Teresa Carpenter (born 1948) is an American author. Her awards include the Pulitzer Prize for best feature writing.

==Biography==
Teresa Carpenter was born in Independence, Missouri. She lives with her husband Steven Levy in New York's Greenwich Village.

She is the author of four books: Without a Doubt (1997) (with Marcia Clark), a New York Times #1 bestseller, Missing Beauty (1988), a New York Times bestseller, and The Miss Stone Affair (2003). She is also the editor of New York Diaries 1609–2009.
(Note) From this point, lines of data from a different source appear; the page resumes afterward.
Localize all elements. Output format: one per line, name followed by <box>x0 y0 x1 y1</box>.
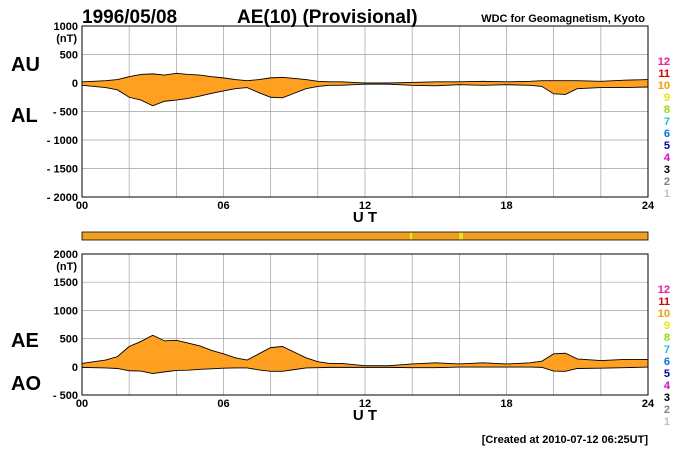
x-tick-label: 12 <box>359 200 371 212</box>
y-tick-label: - 1000 <box>47 135 78 147</box>
y-tick-label: 500 <box>60 50 78 62</box>
station-count-label: 7 <box>664 116 670 128</box>
ae-ao-x-ticks: 00 06 12 18 24 <box>76 398 655 410</box>
ao-label: AO <box>11 373 41 395</box>
y-tick-label: 0 <box>72 78 78 90</box>
station-count-label: 8 <box>664 104 670 116</box>
x-tick-label: 00 <box>76 398 88 410</box>
station-count-label: 9 <box>664 92 670 104</box>
au-al-y-ticks: 1000 500 0 - 500 - 1000 - 1500 - 2000 <box>47 21 78 204</box>
x-tick-label: 18 <box>500 398 512 410</box>
station-count-label: 2 <box>664 176 670 188</box>
station-count-label: 7 <box>664 344 670 356</box>
y-tick-label: - 500 <box>53 107 78 119</box>
y-tick-label: 0 <box>72 362 78 374</box>
station-count-label: 12 <box>658 284 670 296</box>
y-tick-label: 1500 <box>54 277 78 289</box>
station-count-label: 6 <box>664 128 670 140</box>
station-count-label: 4 <box>664 152 671 164</box>
al-line <box>81 83 649 107</box>
station-count-label: 11 <box>658 68 670 80</box>
y-tick-label: 2000 <box>54 249 78 261</box>
station-count-label: 3 <box>664 164 670 176</box>
au-al-x-ticks: 00 06 12 18 24 <box>76 200 655 212</box>
au-al-frame <box>81 25 649 198</box>
au-area <box>82 73 648 83</box>
x-tick-label: 24 <box>642 398 655 410</box>
x-tick-label: 06 <box>217 398 229 410</box>
y-tick-label: 1000 <box>54 21 78 33</box>
x-tick-label: 00 <box>76 200 88 212</box>
ae-ao-xlabel: U T <box>353 407 377 424</box>
x-tick-label: 06 <box>217 200 229 212</box>
x-tick-label: 18 <box>500 200 512 212</box>
ae-ao-unit: (nT) <box>56 261 77 273</box>
station-count-bar <box>81 231 649 241</box>
station-count-label: 8 <box>664 332 670 344</box>
au-label: AU <box>11 54 40 76</box>
ae-ao-y-ticks: 2000 1500 1000 500 0 - 500 <box>53 249 78 402</box>
y-tick-label: - 2000 <box>47 192 78 204</box>
station-count-label: 11 <box>658 296 670 308</box>
created-note: [Created at 2010-07-12 06:25UT] <box>482 434 649 446</box>
station-bar-highlight <box>409 232 413 240</box>
ae-ao-grid <box>82 254 648 395</box>
au-al-grid <box>82 26 648 197</box>
x-tick-label: 12 <box>359 398 371 410</box>
station-count-label: 9 <box>664 320 670 332</box>
station-count-label: 6 <box>664 356 670 368</box>
chart-title: AE(10) (Provisional) <box>237 7 418 28</box>
station-count-label: 1 <box>664 416 670 428</box>
station-count-label: 5 <box>664 368 670 380</box>
au-al-unit: (nT) <box>56 33 77 45</box>
station-count-label: 10 <box>658 308 670 320</box>
ae-line <box>81 334 648 367</box>
ao-area <box>82 366 648 374</box>
y-tick-label: - 1500 <box>47 164 78 176</box>
y-tick-label: 500 <box>60 334 78 346</box>
station-count-label: 12 <box>658 56 670 68</box>
station-count-label: 1 <box>664 188 670 200</box>
y-tick-label: - 500 <box>53 390 78 402</box>
al-label: AL <box>11 105 38 127</box>
plot-date: 1996/05/08 <box>82 7 177 28</box>
au-al-xlabel: U T <box>353 209 377 226</box>
ae-label: AE <box>11 330 39 352</box>
station-count-label: 3 <box>664 392 670 404</box>
station-count-label: 4 <box>664 380 671 392</box>
ae-ao-frame <box>81 253 649 396</box>
station-count-label: 5 <box>664 140 670 152</box>
ao-line <box>81 366 649 375</box>
data-source: WDC for Geomagnetism, Kyoto <box>481 13 645 25</box>
x-tick-label: 24 <box>642 200 655 212</box>
y-tick-label: 1000 <box>54 305 78 317</box>
station-bar-fill <box>81 231 649 241</box>
station-count-label: 2 <box>664 404 670 416</box>
ae-area <box>82 335 648 367</box>
station-bar-highlight <box>459 232 463 240</box>
al-area <box>82 83 648 106</box>
au-line <box>81 72 649 84</box>
station-count-label: 10 <box>658 80 670 92</box>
Arlyne Brickman, the Mafia informant and mob moll, was the subject of Carpenter's non-fiction book Mob Girl: A Woman's Life in the Underworld (1992) published by Simon & Schuster.

Carpenter's articles have appeared in several anthologies:
- Pulitzer Prize Feature Stories, edited by David Garlock
- Profiles in Courage for our Time, edited by Caroline Kennedy
- The Village Voice Anthology, edited by Geoffrey Stokes
- Feature Writing for Newspapers and Magazines, edited by Edward Jay Friedlander and John Lee
- Excellence in Reporting, edited by Edward Jay Friedlander, Harry Marsh and Mike Masterson.

==Awards==
Her articles in the Village Voice in the 1980s won the Pulitzer Prize for best feature writing, as well as two Clarion awards, the Page One Award, and the Front Page award. Carpenter was awarded the 1981 Pulitzer in Feature Writing for her account of model Dorothy Stratten's death, after it was revealed that the original winning article, "Jimmy's World", by Janet Cooke of The Washington Post, was a fabrication.